— Номи, я не Шеймус.
Она смотрит на меня и смеется.
— Да брось, Джо. Вы оба ошивались в моем доме после смерти отца… В общем, я не могла поверить. Он бы никогда не позволил нам… И вряд ли ты смог бы… И моя мама… Тьфу. — Она обижена на тебя, а ты обижена на нее, и под ее рубашкой торчит сосок. — Не ревнуй, Джо. Я не рассталась с ним сразу, как только встретила тебя, но теперь… Его больше нет. А мы здесь. Кроме того, когда я начинала с ним встречаться, я была совсем другим человеком. Я была юной, так что это не в счет.

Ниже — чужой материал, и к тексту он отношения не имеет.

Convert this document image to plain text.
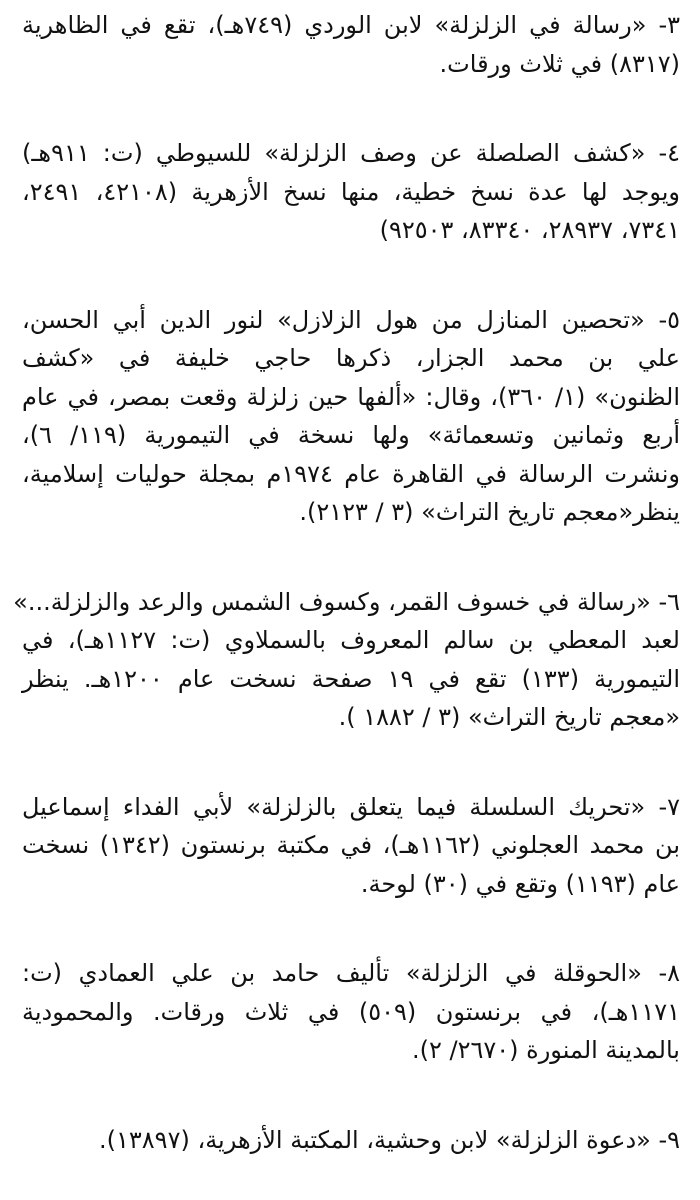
٣- «رسالة في الزلزلة» لابن الوردي (٧٤٩هـ)، تقع في الظاهرية
(٨٣١٧) في ثلاث ورقات.
٤- «كشف الصلصلة عن وصف الزلزلة» للسيوطي (ت: ٩١١هـ)
ويوجد لها عدة نسخ خطية، منها نسخ الأزهرية (٤٢١٠٨، ٢٤٩١،
٧٣٤١، ٢٨٩٣٧، ٨٣٣٤٠، ٩٢٥٠٣)
٥- «تحصين المنازل من هول الزلازل» لنور الدين أبي الحسن،
علي بن محمد الجزار، ذكرها حاجي خليفة في «كشف
الظنون» (١/ ٣٦٠)، وقال: «ألفها حين زلزلة وقعت بمصر، في عام
أربع وثمانين وتسعمائة» ولها نسخة في التيمورية (١١٩/ ٦)،
ونشرت الرسالة في القاهرة عام ١٩٧٤م بمجلة حوليات إسلامية،
ينظر«معجم تاريخ التراث» (٣ / ٢١٢٣).
٦- «رسالة في خسوف القمر، وكسوف الشمس والرعد والزلزلة...»
لعبد المعطي بن سالم المعروف بالسملاوي (ت: ١١٢٧هـ)، في
التيمورية (١٣٣) تقع في ١٩ صفحة نسخت عام ١٢٠٠هـ. ينظر
«معجم تاريخ التراث» (٣ / ١٨٨٢ ).
٧- «تحريك السلسلة فيما يتعلق بالزلزلة» لأبي الفداء إسماعيل
بن محمد العجلوني (١١٦٢هـ)، في مكتبة برنستون (١٣٤٢) نسخت
عام (١١٩٣) وتقع في (٣٠) لوحة.
٨- «الحوقلة في الزلزلة» تأليف حامد بن علي العمادي (ت:
١١٧١هـ)، في برنستون (٥٠٩) في ثلاث ورقات. والمحمودية
بالمدينة المنورة (٢٦٧٠/ ٢).
٩- «دعوة الزلزلة» لابن وحشية، المكتبة الأزهرية، (١٣٨٩٧).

— Номи, ты еще очень юная, — повторяюсь я.
Она усмехается.
— Знаю.
Я проморгал. Гребаный Шеймус растлил твою дочь, и я слышу голос Оливера: «Ты размяк, друг мой». Кедровая бухта разъела мне мозги и сломала радары, Суриката никогда не была Сурикатой, дети сейчас растут быстрее, спасибо гребаному «Инстаграму», и они умеют играть на публику, а я принимал ее нелепые очки за чистую монету. Думал, она невинна и чиста, а Номи лишь изображала невинность, и она не виновата, что ШЕЙМУС СРАНЫЙ ПЕДОФИЛ. Я произнес последние слова вслух (кто-то должен), и она запускает в меня подушку.
— Не говори так.
— Номи, других слов тут не подобрать.
Она цитирует покойную Меланду. Мол, девушки правят миром, пусть даже незаметно. Она говорит о Шеймусе как о равном, якобы ему в детстве тоже доставалось, и он бывал довольно ласковым, и я отвечаю, что так нельзя.
— Он был взрослым, Номи. Взрослым, который злоупотребил своей властью. Его следовало отправить за решетку.
Она щелкает пальцами.
— Вот почему Меланда тебя ненавидела. Я думала, она просто ревнует, как обычно, но ты же выше всего этого. Не указывай мне, что чувствовать.
Я прошу ее прекратить, а она перечит мне, словно у нас любовная ссора.
— Не указывай мне, что делать, фанат Вуди Аллена. Даже Шеймус знал, что нельзя разговаривать со мной свысока.
Шеймус — извращенец, который пытался меня убить, а я — взрослый человек. Отчим.
— Номи, он поступал неправильно.
Она говорит мне, что во многих культурах девочки ее возраста рожают детей, что я не могу теперь повернуть назад, если заигрывал с ней с первого дня знакомства.
— Было отстойно, когда ты исчез. Но я понимаю. Ты страдал из-за того, что я так близка и так недоступна… — Нет. — Я обрадовалась твоему возвращению. Ты ждал меня на стоянке у библиотеки, и я снова попросила тебя остаться. И сказала тебе не сдаваться. — Она смотрит на меня; Сороконожка сжигает меня дотла. — И ты не сдался. Мы ведь оба знаем, что никакой официальной свадьбы не случится. Вы с мамой не женаты по-настоящему.
У меня в гребаной игре осталась одна жизнь, и Номи смеется.